Grafik von ZEIT Online

Am 30. Mai postet ZEIT Online Politik auf Twitter Folgendes: “Integration war gestern: Deutschland ist das zweitgrößte Einwanderungsland der Welt und die Urdeutschen dürften auf absehbare Zeit zu einer numerischen Minderheit unter vielen werden. Und nun?” Darunter ein Bild von vier migrantisch gelesenen Männern in einem Cabrio, einer von ihnen am Handy. “Migranten: Sie werden die Mächtigen sein” heißt der Beitrag, der hier angeteasert werden soll. Mein erster Gedanke: ein nicht ganz so qualitätsjournalistisches wtf.

Der Artikel erscheint unter dem Schwerpunkt Weltland. In drei Beiträgen sollen Migrationsbewegungen nach Deutschland erklärt werden, so far so good.
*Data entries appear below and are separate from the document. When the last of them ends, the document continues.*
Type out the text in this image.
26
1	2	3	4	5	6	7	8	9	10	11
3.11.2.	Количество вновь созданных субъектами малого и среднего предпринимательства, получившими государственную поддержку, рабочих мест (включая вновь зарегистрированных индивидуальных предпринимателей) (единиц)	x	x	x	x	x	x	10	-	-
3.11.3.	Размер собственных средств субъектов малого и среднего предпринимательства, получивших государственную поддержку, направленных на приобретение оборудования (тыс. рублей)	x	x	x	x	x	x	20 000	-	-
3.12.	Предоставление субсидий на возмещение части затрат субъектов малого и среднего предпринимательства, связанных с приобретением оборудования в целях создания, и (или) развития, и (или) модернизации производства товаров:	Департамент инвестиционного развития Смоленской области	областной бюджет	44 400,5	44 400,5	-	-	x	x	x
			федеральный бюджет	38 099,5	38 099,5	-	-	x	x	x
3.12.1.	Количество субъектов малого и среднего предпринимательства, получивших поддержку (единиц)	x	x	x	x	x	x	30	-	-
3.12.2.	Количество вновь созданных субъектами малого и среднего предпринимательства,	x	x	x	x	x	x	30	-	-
Hätte man ein wenig weiter als 1950 zurückgeschaut, würde klar werden, dass es Migration schon immer gab und wir alle in irgendeiner Form eine Migrationsgeschichte haben, doch daran will ich mich an dieser Stelle nicht aufhängen.

ABER: Wer rechte Rhetorik und rassistische Framings nutzt, diskriminiert, schürt Ängste und stärkt rechtsextreme Strömungen. Das sieht man schon daran, dass sich unter dem Post Personen tummeln, die man überwiegend rechten Gruppen zuordnen würde. Beifall von AfD-Anhänger*innen ist kein Kompliment.

Es reicht nicht, den Post zu löschen und sich erklären zu wollen. “Wir haben einen Tweet zu einem Essay von @_vanessavu gelöscht. Die Wortwahl war missverständlich. Der Text handelt davon, dass Menschen mit Einwanderungsgeschichte in Deutschland statistisch bald nicht mehr in der Minderheit sein könnten” – das war nicht missverständlich, es war richtig schlimm und problematisch! Statt des Dreizeilers sollte sich die ZEIT für das Posting entschuldigen und die Bezahlschranke vor dem Beitrag entfernen. Nach diesem Teaser kann dann zumindest jede Person den Inhalt für sich selbst einordnen.

Höchster Anspruch?

Inzwischen gibt es ein neues Posting von ZEIT Online zu dem Beitrag. Als neues Bild für den Tweet wurde ein Foto von zwei Ukrainerinnen aus dem Beitrag genutzt, im Text wird das Narrativ der “Anderen” genutzt, um migrierte Menschen zu beschreiben. ZEIT Online stehe nach eigener Bezeichnung für “einen einordnenden Qualitätsjournalismus mit höchstem Anspruch”.

Was bei diesen Postings mit höchstem Anspruch eingeordnet wurde, erkenne ich ehrlich gesagt nicht. Und genau das überrascht mich auch nicht. Es ist nicht das erste Mal, dass von einem deutschen Massenmedium unsensibel, diskriminierend und verallgemeinernd über geflüchtete und migrierte Menschen berichtet wird.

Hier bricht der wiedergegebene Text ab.